The effects of across-fault variation of mechanical properties and along-fault lithological heterogeneity on the seismicity of active faults is poorly understood. Moreover, the role of chemical processes on the mechanical behavior of active faults has not yet received sufficient attention. Such phenomena have more relevance, especially when faults juxtapose chemically reactive carbonate-dominated host rocks. In this study, we examine the key controls on active faulting by utilizing excellent outcrops of an intrabasinal strike-slip fault cutting across Tertiary and Quaternary sequences. We integrate structural, geomechanical and mineralogical investigations of faults and adjacent host rocks geographically exposed at different structural positions along the length of a 30 km-long, NE-SW-striking Galera Fault (GF) in Guadix-Baza basin, SE Spain. Our results show that fault and host rocks along the GF become carbonate-rich predominantly consisting of calcite towards NE. The thickness of sedimentary cover increases towards SW, where gypsum and phyllosilicate minerals are dominant.
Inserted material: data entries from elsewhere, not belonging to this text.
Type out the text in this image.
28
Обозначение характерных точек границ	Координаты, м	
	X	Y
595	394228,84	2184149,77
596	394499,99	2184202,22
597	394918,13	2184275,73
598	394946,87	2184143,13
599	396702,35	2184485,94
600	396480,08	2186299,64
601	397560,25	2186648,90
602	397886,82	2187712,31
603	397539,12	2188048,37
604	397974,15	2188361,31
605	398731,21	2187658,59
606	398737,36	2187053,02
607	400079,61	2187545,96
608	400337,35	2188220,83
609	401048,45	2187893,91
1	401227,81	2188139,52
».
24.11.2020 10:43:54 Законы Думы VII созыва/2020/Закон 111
Calcite precipitation in fault rocks leads to reduction of porosity and significant enhancement of P-wave velocity (Vp), relative to the adjacent host rocks, and makes the fault zone more prone to seismic slip. On the contrary, phyllosilicates including clay mineral assemblages reduce the strength of the fault rocks and promote aseismic creep. The relationship between Vp and modified estimate of Brittleness Index used in this study indicate that the mineral assemblage of the fault as well as the adjacent host rocks influence seismicity. Our novel approach predicts more seismic activity towards the NE-part of GF due to dominance of calcite-rich rocks and proximity to the basement. This is validated by earthquake records in the studied area, which document shallow earthquakes concentrated towards the NE-part of GF. Thus, our study highlights the importance of adopting interdisciplinary approaches and understanding of the basin architecture controlling the distribution of host rocks to comprehend complex processes associated with active faulting.